Una toccante avventura umana: Aimé
Pallière conosce e impara ad amare l'ebraismo
In un pomeriggio dell’autunno
1885, un ragazzo di 17 anni che stava godendosi gli ultimi giorni di
vacanza in attesa della ripresa delle lezioni passa davanti alla Sinagoga
di Lione e, avendo sentito dire che per gli ebrei era un giorno di gran
festa, decide di entrarvi.
La Sinagoga era piena di
gente: come avrebbe saputo in seguito, stava per iniziare la preghiera di Neylah,
con la quale si conclude lo Yom Kippur. Lo spettacolo offerto da
quella numerosa folla di uomini dalle spalle coperte con il talled
suscitò nel giovane Aimé un’impressione così forte che tutta la sua
vita ne sarebbe stata trasformata.
Quegli ebrei che fino a
quel momento aveva incontrato solo racchiusi nel lontano passato della
Bibbia e delle illustrazioni di Gustave Doré erano lì, in piedi davanti
a lui, chini sui loro libri di preghiere: «Si immagini un giovane
cristiano educato nel concetto che l’Antico Testamento non avrebbe altro
compito che di preparare la via al Nuovo, il quale gli è definitivamente
succeduto, e che, dopo l’avvento del cristianesimo, il compito d’Israele
sarebbe finito. L’ebreo non esisterebbe più che come testimone cieco e
impotente della verità profetica realizzata contro di lui. […] Ora,
ecco che ad un tratto Israele mi appariva vivente di vita propria, nella
quale nulla rivelava l’annunciato decadimento. Questo ebraismo della
Diaspora mi si mostrava come una collettività forte e organizzata, che
dopo millenovecento anni, a dispetto delle volontà concorrenti ad
annientarlo, ha continuato ad esistere».
Poggiato su un banco c’era
un Siddur. Il ragazzo lo prende in mano, lo apre e rimane sorpreso
e incuriosito dai caratteri sconosciuti, simili a strane note musicali.

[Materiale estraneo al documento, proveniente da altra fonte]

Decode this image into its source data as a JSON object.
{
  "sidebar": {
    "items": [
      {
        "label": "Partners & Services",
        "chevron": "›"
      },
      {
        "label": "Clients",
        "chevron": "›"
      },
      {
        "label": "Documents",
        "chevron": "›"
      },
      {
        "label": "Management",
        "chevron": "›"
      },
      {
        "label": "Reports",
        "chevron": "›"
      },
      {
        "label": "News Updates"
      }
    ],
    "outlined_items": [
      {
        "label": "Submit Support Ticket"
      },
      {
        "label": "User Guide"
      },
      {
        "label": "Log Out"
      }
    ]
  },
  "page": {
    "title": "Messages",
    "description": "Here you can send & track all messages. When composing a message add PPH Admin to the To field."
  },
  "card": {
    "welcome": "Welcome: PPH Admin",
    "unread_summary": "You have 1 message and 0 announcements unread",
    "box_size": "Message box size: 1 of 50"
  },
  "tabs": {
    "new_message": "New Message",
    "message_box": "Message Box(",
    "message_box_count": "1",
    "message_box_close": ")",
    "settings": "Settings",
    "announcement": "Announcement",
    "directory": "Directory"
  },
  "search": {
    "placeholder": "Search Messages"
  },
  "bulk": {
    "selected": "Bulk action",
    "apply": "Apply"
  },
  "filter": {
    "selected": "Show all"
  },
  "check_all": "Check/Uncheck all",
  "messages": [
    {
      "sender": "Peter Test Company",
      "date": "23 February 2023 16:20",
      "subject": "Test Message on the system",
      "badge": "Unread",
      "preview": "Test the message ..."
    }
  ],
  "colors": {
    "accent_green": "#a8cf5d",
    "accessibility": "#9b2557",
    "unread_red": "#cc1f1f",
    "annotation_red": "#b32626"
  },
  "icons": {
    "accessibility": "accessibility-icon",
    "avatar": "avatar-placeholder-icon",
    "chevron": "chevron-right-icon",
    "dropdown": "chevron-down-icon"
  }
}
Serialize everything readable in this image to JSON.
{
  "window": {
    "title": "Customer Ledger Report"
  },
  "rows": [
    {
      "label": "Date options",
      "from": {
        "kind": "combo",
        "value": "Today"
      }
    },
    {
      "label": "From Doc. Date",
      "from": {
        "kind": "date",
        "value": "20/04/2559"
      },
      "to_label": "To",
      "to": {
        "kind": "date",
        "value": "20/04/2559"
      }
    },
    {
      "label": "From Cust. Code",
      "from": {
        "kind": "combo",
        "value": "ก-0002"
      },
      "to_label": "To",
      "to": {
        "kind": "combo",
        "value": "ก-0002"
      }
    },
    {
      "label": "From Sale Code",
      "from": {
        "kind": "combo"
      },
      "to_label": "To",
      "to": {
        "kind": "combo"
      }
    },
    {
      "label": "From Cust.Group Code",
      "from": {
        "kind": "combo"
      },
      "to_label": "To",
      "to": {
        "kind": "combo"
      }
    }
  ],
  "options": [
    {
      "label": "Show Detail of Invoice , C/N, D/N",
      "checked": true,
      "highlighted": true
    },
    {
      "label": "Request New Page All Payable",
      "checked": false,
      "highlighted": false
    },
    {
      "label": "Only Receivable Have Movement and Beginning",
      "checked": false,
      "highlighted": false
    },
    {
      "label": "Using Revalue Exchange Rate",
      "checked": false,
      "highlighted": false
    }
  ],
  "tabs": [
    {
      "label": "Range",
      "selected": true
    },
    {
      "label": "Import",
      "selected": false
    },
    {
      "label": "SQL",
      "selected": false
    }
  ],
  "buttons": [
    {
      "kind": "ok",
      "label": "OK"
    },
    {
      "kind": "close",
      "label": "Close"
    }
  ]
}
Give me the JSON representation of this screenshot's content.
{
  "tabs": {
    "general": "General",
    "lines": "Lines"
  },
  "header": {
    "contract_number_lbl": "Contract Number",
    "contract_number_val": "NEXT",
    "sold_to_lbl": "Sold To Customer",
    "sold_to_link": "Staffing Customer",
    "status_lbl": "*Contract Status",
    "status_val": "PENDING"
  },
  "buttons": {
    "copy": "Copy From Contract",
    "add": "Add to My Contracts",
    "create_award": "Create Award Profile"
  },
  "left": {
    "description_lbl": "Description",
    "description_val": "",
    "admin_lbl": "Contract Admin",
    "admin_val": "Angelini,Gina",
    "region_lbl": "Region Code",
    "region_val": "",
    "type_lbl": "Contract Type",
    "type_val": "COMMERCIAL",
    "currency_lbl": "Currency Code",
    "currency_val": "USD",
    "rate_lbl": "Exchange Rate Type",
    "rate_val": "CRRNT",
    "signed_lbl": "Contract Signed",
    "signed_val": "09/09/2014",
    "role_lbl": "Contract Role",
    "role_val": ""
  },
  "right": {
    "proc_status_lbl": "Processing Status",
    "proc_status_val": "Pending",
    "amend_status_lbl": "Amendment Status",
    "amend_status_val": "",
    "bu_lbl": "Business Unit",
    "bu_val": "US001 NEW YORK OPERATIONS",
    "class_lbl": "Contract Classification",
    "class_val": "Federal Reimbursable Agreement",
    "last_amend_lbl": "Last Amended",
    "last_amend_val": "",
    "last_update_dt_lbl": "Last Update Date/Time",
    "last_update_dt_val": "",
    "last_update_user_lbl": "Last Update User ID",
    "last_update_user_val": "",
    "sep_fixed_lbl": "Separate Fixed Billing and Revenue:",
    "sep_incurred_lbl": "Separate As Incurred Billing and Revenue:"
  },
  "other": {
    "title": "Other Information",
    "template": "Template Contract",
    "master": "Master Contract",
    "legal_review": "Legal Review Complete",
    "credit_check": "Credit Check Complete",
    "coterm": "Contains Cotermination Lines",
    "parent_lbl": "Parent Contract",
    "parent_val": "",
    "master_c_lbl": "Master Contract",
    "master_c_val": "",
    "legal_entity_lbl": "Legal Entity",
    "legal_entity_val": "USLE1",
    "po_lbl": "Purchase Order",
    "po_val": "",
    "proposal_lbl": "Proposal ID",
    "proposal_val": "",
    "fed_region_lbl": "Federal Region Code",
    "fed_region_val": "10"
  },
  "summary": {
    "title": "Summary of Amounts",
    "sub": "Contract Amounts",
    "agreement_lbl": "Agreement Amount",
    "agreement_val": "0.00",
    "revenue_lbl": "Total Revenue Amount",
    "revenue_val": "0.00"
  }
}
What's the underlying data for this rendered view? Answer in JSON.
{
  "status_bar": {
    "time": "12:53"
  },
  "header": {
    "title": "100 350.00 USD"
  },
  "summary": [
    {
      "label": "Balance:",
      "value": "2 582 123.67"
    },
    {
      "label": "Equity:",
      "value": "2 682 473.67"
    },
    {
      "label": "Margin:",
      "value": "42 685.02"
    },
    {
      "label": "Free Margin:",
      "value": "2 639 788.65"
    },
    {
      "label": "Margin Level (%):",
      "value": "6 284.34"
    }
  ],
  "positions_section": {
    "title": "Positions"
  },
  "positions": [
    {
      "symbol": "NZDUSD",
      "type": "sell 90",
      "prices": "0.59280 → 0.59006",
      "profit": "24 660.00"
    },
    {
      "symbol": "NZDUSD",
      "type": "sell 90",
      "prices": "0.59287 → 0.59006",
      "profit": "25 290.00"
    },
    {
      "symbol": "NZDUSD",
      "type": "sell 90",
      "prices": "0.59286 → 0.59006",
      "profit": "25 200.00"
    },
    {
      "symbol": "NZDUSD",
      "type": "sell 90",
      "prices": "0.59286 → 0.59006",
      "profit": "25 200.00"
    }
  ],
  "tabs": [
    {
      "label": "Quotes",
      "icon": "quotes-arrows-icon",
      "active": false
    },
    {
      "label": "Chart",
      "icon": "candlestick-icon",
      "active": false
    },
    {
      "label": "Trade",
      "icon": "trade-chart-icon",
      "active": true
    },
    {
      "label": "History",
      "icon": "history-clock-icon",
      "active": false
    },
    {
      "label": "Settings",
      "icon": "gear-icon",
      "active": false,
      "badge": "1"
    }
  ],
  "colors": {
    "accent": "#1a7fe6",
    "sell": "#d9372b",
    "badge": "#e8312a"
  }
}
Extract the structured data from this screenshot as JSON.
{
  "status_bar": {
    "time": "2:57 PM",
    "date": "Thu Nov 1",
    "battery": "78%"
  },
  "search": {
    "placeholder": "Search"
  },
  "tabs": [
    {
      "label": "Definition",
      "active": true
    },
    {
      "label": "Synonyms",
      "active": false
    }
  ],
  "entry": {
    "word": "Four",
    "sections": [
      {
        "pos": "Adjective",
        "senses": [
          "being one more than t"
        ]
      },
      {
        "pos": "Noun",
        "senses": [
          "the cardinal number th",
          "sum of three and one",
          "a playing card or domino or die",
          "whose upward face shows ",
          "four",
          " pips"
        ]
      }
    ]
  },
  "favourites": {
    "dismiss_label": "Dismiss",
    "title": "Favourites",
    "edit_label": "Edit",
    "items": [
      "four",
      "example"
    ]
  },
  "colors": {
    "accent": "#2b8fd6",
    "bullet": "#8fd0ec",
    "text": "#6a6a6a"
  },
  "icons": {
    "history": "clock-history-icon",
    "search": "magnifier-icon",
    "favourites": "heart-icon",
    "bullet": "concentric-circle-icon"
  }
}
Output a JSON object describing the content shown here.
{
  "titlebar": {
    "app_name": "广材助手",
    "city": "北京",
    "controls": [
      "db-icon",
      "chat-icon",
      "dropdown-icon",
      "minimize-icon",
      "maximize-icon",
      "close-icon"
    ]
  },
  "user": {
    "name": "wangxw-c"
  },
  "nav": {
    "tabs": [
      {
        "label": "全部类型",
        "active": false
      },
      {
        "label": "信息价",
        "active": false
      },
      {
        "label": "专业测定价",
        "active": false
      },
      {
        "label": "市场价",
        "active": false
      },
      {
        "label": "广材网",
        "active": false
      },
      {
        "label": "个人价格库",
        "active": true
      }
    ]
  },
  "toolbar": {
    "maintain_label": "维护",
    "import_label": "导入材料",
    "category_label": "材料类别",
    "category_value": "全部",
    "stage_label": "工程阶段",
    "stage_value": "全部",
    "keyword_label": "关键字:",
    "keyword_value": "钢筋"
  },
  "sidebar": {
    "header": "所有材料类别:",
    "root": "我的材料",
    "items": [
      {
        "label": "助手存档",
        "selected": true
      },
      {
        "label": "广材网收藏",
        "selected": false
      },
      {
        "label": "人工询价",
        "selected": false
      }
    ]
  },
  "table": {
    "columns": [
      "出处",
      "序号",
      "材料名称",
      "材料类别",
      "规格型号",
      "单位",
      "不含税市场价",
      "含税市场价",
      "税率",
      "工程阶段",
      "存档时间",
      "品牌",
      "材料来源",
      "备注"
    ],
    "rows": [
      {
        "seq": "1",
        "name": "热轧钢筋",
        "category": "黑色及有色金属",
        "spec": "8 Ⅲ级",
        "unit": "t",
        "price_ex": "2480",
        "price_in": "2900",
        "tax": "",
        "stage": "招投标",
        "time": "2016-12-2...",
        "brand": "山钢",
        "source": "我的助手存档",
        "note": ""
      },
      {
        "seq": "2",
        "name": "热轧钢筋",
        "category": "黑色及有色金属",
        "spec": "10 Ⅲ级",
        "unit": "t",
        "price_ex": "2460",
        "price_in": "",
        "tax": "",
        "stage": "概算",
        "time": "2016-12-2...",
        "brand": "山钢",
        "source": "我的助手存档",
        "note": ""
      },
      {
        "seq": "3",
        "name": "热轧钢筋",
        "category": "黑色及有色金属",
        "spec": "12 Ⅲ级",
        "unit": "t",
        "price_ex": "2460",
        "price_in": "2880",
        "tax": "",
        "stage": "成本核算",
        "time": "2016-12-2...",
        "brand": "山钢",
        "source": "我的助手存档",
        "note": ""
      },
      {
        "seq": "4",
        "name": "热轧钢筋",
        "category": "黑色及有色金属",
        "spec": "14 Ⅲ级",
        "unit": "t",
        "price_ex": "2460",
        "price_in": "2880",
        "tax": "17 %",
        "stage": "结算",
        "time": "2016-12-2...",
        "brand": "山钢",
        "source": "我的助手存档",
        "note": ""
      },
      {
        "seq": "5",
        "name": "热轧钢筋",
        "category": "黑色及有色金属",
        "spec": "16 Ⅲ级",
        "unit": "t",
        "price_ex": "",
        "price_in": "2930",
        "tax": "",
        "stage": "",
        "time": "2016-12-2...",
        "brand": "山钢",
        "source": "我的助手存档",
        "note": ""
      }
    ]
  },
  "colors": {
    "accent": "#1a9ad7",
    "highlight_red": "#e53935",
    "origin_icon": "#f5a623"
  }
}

Il giorno dopo Aimé decide
di procurarsi una grammatica ebraica e inizia a studiare la lingua. Il suo
acquisto successivo è l’Historia de’ riti hebraici di Leone
Modena, trovato a due franchi su una bancarella lungo le rive del Rodano.
Dopo un anno di studio,
ritorna in Sinagoga per il successivo Kippur, questa volta con una
maggior conoscenza dei riti che vi si sarebbero svolti. Il contatto
diretto con il testo ebraico delle Scritture, la meditazione sulle origini
ebraiche del cristianesimo non facevano che accrescere l’attrazione che
l’ebraismo esercitava su di lui.
Dopo un periodo trascorso
nell’Esercito della Salvezza e un ritiro in una Certosa, ritiene di
essere pronto a riprendere la partecipazione alla liturgia cattolica. Ma
proprio durante una comunione lungamente preparata ha luogo la crisi
decisiva. Si rende conto che nonostante i suoi sforzi e i tentativi di
intensificare il suo fervore egli non crede più ai principali dogmi
cattolici: «Invano mi attaccavo a quelle ultime credenze come un naufrago
ai rottami della sua imbarcazione; invano, spaventato dal vuoto
sconosciuto in mezzo al quale mi accingevo ad errare, ricacciavo me stesso
per l’ultima volta verso la mia infanzia, verso la mia famiglia, il mio
paese, verso tutto quello che mi era caro e sacro». Eppure, proprio in
questo momento di angoscia si fa strada in lui una consolante certezza:
«Periscano tutti i dogmi e tutti i miti! Dio ti resta e con Lui tu hai
tutto. Tu sei la sua creatura e il suo figliolo, e nulla al mondo ti
potrà mai strappare dalle sue mani!».
Aimé sa che il sentimento
della paternità di Dio, con le luci e le forze spirituali che Egli
comunica all’anima umana è presente in ogni pagina del Vangelo, e non
vi è in questo soluzione di continuità con la Bibbia ebraica: «Io
compresi che la fede di Gesù dovette essere simile alla mia, anche se
incomparabilmente più profonda e luminosa».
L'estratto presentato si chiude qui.